The series is simple and right to the point.  There are ‘good guys’ (the humans as The Lightening League) and the ‘bad guys’ (the vegetable-like Monster Minds).  The series stars Jayce as he is on a mission to save and reunite with his father Audric.  Audric was an incredibly brilliant botanist who managed to create a variety of plants that could grow and survive in any environment.  Audric’s goal was to end intergalactic hunger with his work.  Before Audric’s work could be put into effect, a solar flare mutated some of his plants into a crew of horrific plant monsters known as the Monster Minds. Jayce’s father flees the haven of his lab to safer lands, leaving his work and son behind.  Jayce armed with one of the two halves of ‘magic root amulet’ that can destroy the Monster Minds he sets out to find his father with his crew of friends and warriors known as The Lightening League.  Viewers get to experience Jayce battle it out in a slue of fast paced, war machines with the Monster Minds.  The series is heavily action based with a somewhat interconnecting storyline from beginning to end.

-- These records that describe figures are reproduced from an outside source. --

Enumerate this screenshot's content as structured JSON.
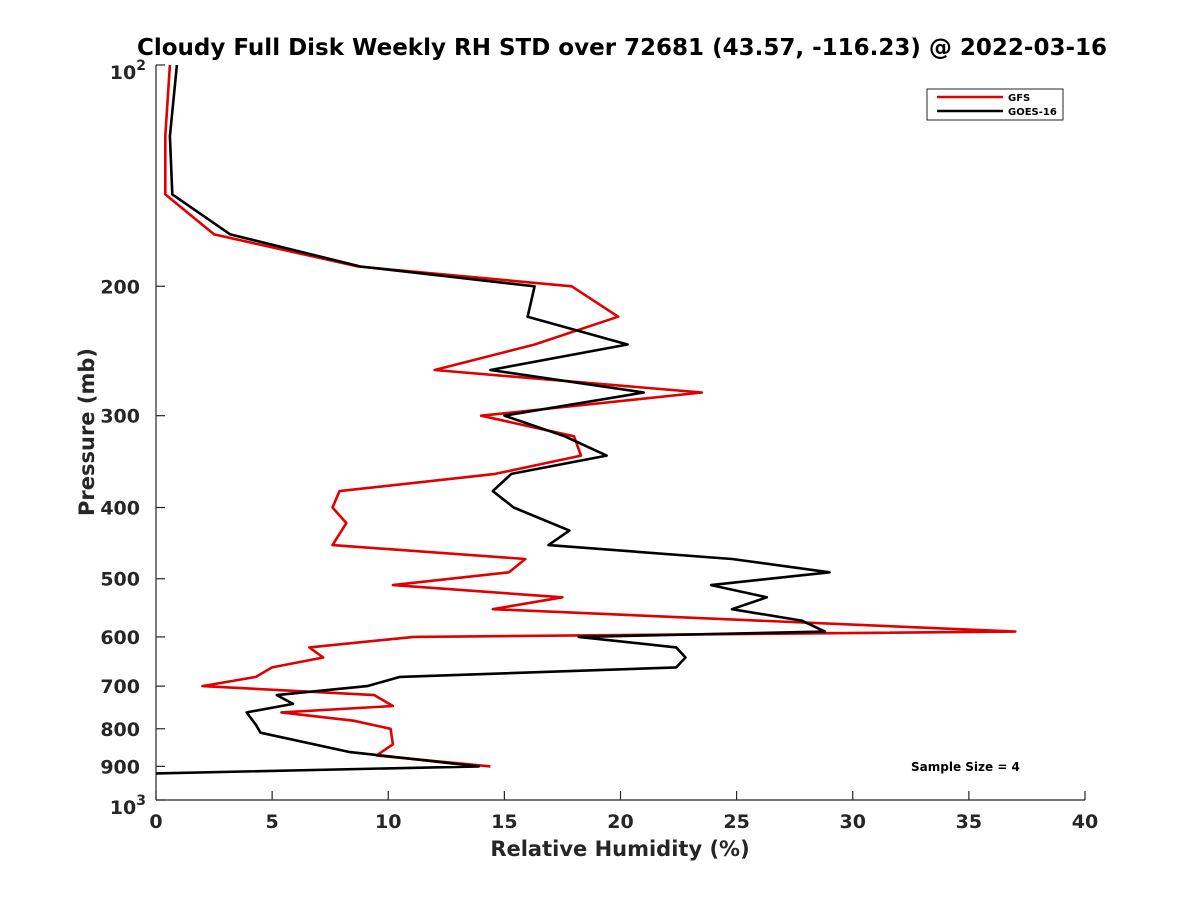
{
  "chart_data": {
    "type": "line",
    "title": "Cloudy Full Disk Weekly RH STD over 72681 (43.57, -116.23) @ 2022-03-16",
    "xlabel": "Relative Humidity (%)",
    "ylabel": "Pressure (mb)",
    "xlim": [
      0,
      40
    ],
    "ylim": [
      100,
      1000
    ],
    "y_scale": "log",
    "y_reversed": true,
    "x_ticks": [
      "0",
      "5",
      "10",
      "15",
      "20",
      "25",
      "30",
      "35",
      "40"
    ],
    "y_ticks": [
      {
        "value": 100,
        "label": "10",
        "sup": "2"
      },
      {
        "value": 200,
        "label": "200"
      },
      {
        "value": 300,
        "label": "300"
      },
      {
        "value": 400,
        "label": "400"
      },
      {
        "value": 500,
        "label": "500"
      },
      {
        "value": 600,
        "label": "600"
      },
      {
        "value": 700,
        "label": "700"
      },
      {
        "value": 800,
        "label": "800"
      },
      {
        "value": 900,
        "label": "900"
      },
      {
        "value": 1000,
        "label": "10",
        "sup": "3"
      }
    ],
    "grid": false,
    "legend_position": "top-right",
    "annotation": "Sample Size = 4",
    "series": [
      {
        "name": "GFS",
        "color": "#e00000",
        "points": [
          [
            0.6,
            100
          ],
          [
            0.4,
            125
          ],
          [
            0.4,
            150
          ],
          [
            2.5,
            170
          ],
          [
            8.7,
            188
          ],
          [
            17.9,
            200
          ],
          [
            19.9,
            220
          ],
          [
            16.3,
            240
          ],
          [
            12.0,
            260
          ],
          [
            23.5,
            279
          ],
          [
            14.0,
            300
          ],
          [
            18.0,
            320
          ],
          [
            18.3,
            340
          ],
          [
            14.6,
            360
          ],
          [
            7.9,
            380
          ],
          [
            7.6,
            400
          ],
          [
            8.2,
            420
          ],
          [
            7.6,
            450
          ],
          [
            15.9,
            470
          ],
          [
            15.2,
            490
          ],
          [
            10.2,
            510
          ],
          [
            17.5,
            530
          ],
          [
            14.5,
            550
          ],
          [
            37.0,
            590
          ],
          [
            11.1,
            600
          ],
          [
            6.6,
            620
          ],
          [
            7.2,
            640
          ],
          [
            5.0,
            660
          ],
          [
            4.3,
            680
          ],
          [
            2.0,
            700
          ],
          [
            9.4,
            720
          ],
          [
            10.2,
            745
          ],
          [
            5.4,
            760
          ],
          [
            8.5,
            780
          ],
          [
            10.1,
            800
          ],
          [
            10.2,
            840
          ],
          [
            9.5,
            870
          ],
          [
            14.4,
            900
          ]
        ]
      },
      {
        "name": "GOES-16",
        "color": "#000000",
        "points": [
          [
            0.9,
            100
          ],
          [
            0.6,
            125
          ],
          [
            0.7,
            150
          ],
          [
            3.2,
            170
          ],
          [
            8.8,
            188
          ],
          [
            16.3,
            200
          ],
          [
            16.0,
            220
          ],
          [
            20.3,
            240
          ],
          [
            14.4,
            260
          ],
          [
            21.0,
            279
          ],
          [
            15.0,
            300
          ],
          [
            17.6,
            320
          ],
          [
            19.4,
            340
          ],
          [
            15.3,
            360
          ],
          [
            14.5,
            380
          ],
          [
            15.4,
            400
          ],
          [
            17.8,
            430
          ],
          [
            16.9,
            450
          ],
          [
            24.8,
            470
          ],
          [
            29.0,
            490
          ],
          [
            23.9,
            510
          ],
          [
            26.3,
            530
          ],
          [
            24.8,
            550
          ],
          [
            27.8,
            570
          ],
          [
            28.8,
            590
          ],
          [
            18.2,
            600
          ],
          [
            22.4,
            620
          ],
          [
            22.8,
            640
          ],
          [
            22.4,
            660
          ],
          [
            10.5,
            680
          ],
          [
            9.1,
            700
          ],
          [
            5.2,
            720
          ],
          [
            5.9,
            740
          ],
          [
            3.9,
            760
          ],
          [
            4.3,
            790
          ],
          [
            4.5,
            810
          ],
          [
            8.3,
            860
          ],
          [
            13.9,
            900
          ],
          [
            0.0,
            920
          ]
        ]
      }
    ]
  }
}
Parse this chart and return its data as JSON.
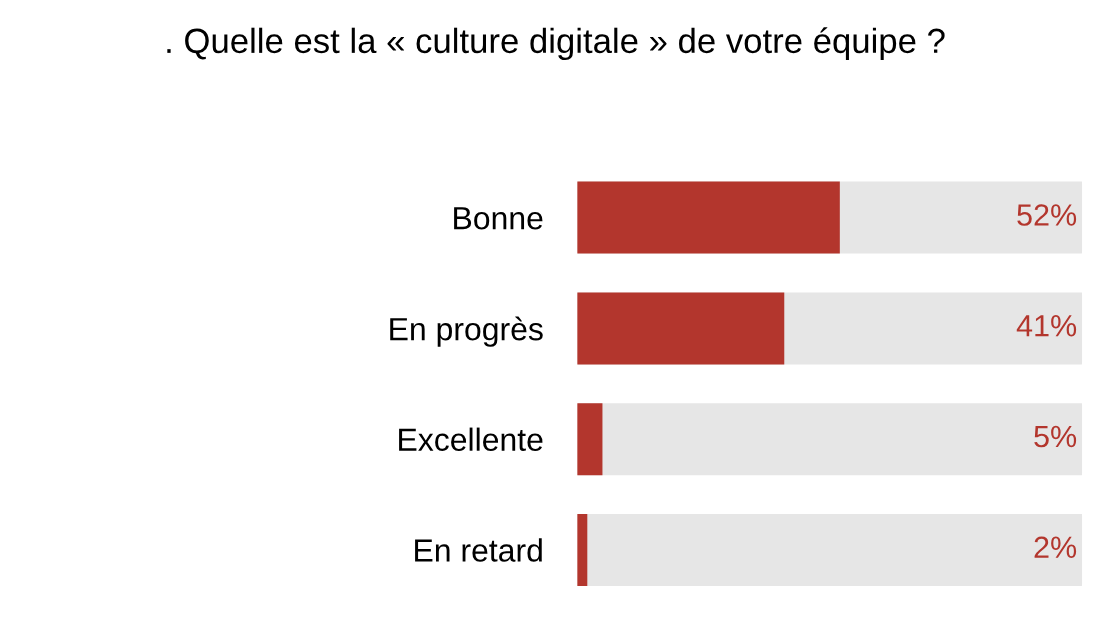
{
  "chart_data": {
    "type": "bar",
    "orientation": "horizontal",
    "title": ". Quelle est la « culture digitale » de votre équipe ?",
    "categories": [
      "Bonne",
      "En progrès",
      "Excellente",
      "En retard"
    ],
    "values": [
      52,
      41,
      5,
      2
    ],
    "value_labels": [
      "52%",
      "41%",
      "5%",
      "2%"
    ],
    "color": "#b3362d",
    "xlim": [
      0,
      100
    ],
    "tick_labels": "y",
    "grid": false,
    "legend": false
  }
}
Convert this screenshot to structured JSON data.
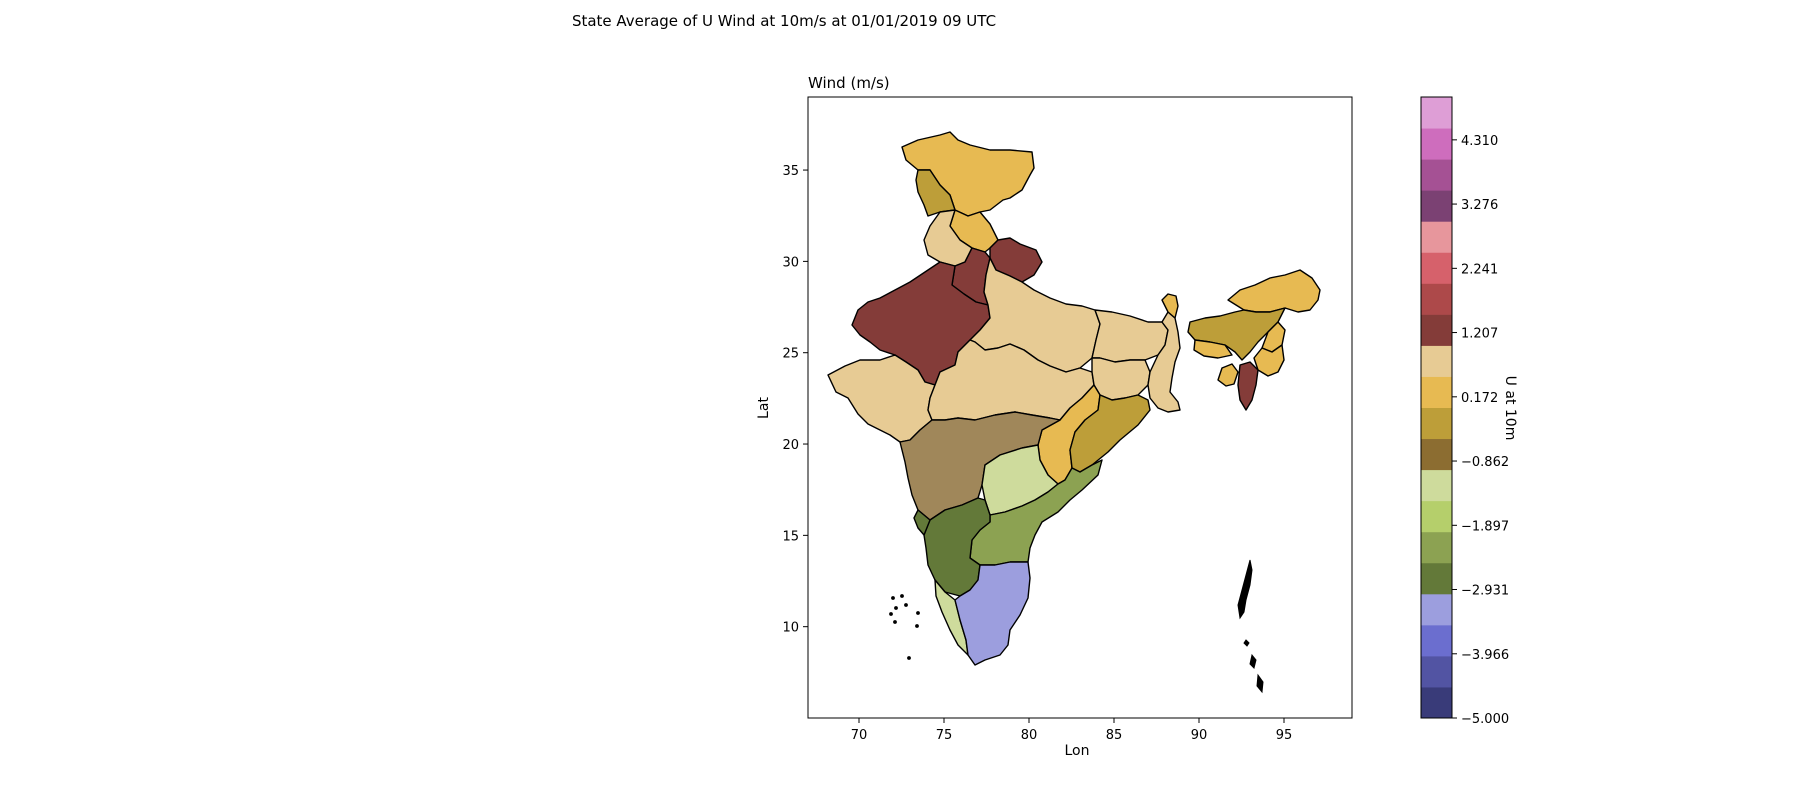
{
  "figure": {
    "title": "State Average of U Wind at 10m/s at 01/01/2019 09 UTC"
  },
  "map": {
    "subtitle": "Wind (m/s)",
    "xlabel": "Lon",
    "ylabel": "Lat",
    "xlim": [
      67,
      99
    ],
    "ylim": [
      5,
      39
    ],
    "xticks": [
      70,
      75,
      80,
      85,
      90,
      95
    ],
    "yticks": [
      10,
      15,
      20,
      25,
      30,
      35
    ]
  },
  "colorbar": {
    "label": "U at 10m",
    "range": [
      -5.0,
      5.0
    ],
    "tick_labels": [
      "−5.000",
      "−3.966",
      "−2.931",
      "−1.897",
      "−0.862",
      "0.172",
      "1.207",
      "2.241",
      "3.276",
      "4.310"
    ],
    "tick_values": [
      -5.0,
      -3.966,
      -2.931,
      -1.897,
      -0.862,
      0.172,
      1.207,
      2.241,
      3.276,
      4.31
    ],
    "colors": [
      "#393b79",
      "#5254a3",
      "#6b6ecf",
      "#9c9ede",
      "#637939",
      "#8ca252",
      "#b5cf6b",
      "#cedb9c",
      "#8c6d31",
      "#bd9e39",
      "#e7ba52",
      "#e7cb94",
      "#843c39",
      "#ad494a",
      "#d6616b",
      "#e7969c",
      "#7b4173",
      "#a55194",
      "#ce6dbd",
      "#de9ed6"
    ]
  },
  "regions": [
    {
      "name": "Jammu and Kashmir",
      "color": "#e7ba52"
    },
    {
      "name": "Ladakh west",
      "color": "#bd9e39"
    },
    {
      "name": "Himachal Pradesh",
      "color": "#e7ba52"
    },
    {
      "name": "Punjab",
      "color": "#e7cb94"
    },
    {
      "name": "Uttarakhand",
      "color": "#843c39"
    },
    {
      "name": "Haryana",
      "color": "#843c39"
    },
    {
      "name": "Rajasthan",
      "color": "#843c39"
    },
    {
      "name": "Uttar Pradesh",
      "color": "#e7cb94"
    },
    {
      "name": "Gujarat",
      "color": "#e7cb94"
    },
    {
      "name": "Madhya Pradesh",
      "color": "#e7cb94"
    },
    {
      "name": "Bihar",
      "color": "#e7cb94"
    },
    {
      "name": "Jharkhand",
      "color": "#e7cb94"
    },
    {
      "name": "West Bengal",
      "color": "#e7cb94"
    },
    {
      "name": "Chhattisgarh",
      "color": "#e7ba52"
    },
    {
      "name": "Odisha",
      "color": "#bd9e39"
    },
    {
      "name": "Maharashtra",
      "color": "#a0875a"
    },
    {
      "name": "Telangana",
      "color": "#cedb9c"
    },
    {
      "name": "Andhra Pradesh",
      "color": "#8ca252"
    },
    {
      "name": "Karnataka",
      "color": "#637939"
    },
    {
      "name": "Goa",
      "color": "#637939"
    },
    {
      "name": "Kerala",
      "color": "#cedb9c"
    },
    {
      "name": "Tamil Nadu",
      "color": "#9c9ede"
    },
    {
      "name": "Sikkim",
      "color": "#e7ba52"
    },
    {
      "name": "Arunachal Pradesh",
      "color": "#e7ba52"
    },
    {
      "name": "Assam",
      "color": "#bd9e39"
    },
    {
      "name": "Meghalaya",
      "color": "#e7ba52"
    },
    {
      "name": "Nagaland",
      "color": "#e7ba52"
    },
    {
      "name": "Manipur",
      "color": "#e7ba52"
    },
    {
      "name": "Tripura",
      "color": "#e7ba52"
    },
    {
      "name": "Mizoram",
      "color": "#843c39"
    }
  ]
}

Being a series that only premiered a mere 7 months after this reviewer’s birth, he never got a solid chance to enjoy the Jayce & The Wheeled Warriors series when it originally aired, but finds that Jayce is reminiscent (to a degree) of many other 1980’s cartoon series.  Jayce never received the rerun treatment like other 1980’s series such as TMNT, GI Joe, Transformers, He-Man, or even The Real Ghostbusters and hence why many individuals may have never partaken in or remember the series to begin with.  If anything Jayce & The Wheeled Warriors may be better remembered more so as an extensive toy series from Mattel that allowed children to mix and match vehicles to their destructive delight. Oddly enough like a few other 1980’s cartoon series, the toys came before the actual series.


The technical features on this 4-Disc 1980’s series are adequate at best, but follow the same trend as many other 1980’s series having certain issues revolving around picture and sound.  The picture is presented in its original 1.33 X 1 Full Screen image and whereas the colors are bright and fluid there is still a roughness/grittiness to the picture quality with a degree of debris that appears from time to time.  The sound is not very impressive in its Dolby Digital 2.0 Stereo format and often the characters’ dialogue sounds soft and distant.  It must be noted, however, that for the most part 1980’s cartoon series do not have impressive soundtracks and always deliver right down the middle.  The extras are lackluster and drab only offering longtime fans a few scripts from ‘Escape from the Garden’ and ‘Steel Against Shadow.’  Also available as an extra is ‘Rare Original Concept Art,’ but this reviewer failed to be impressed by this simplistic rendering of art he just viewed throughout the 33 episodes in its full glory.  All in all the technical features are adequate, but surely not fantastic.


True fans of the series and toy line may get more mileage out of this 4-Disc box set, but this reviewer was not feeling the nostalgia in this series.  Fans can await the series to be complete when the Lightening League defies logic by striking twice in Volume 2.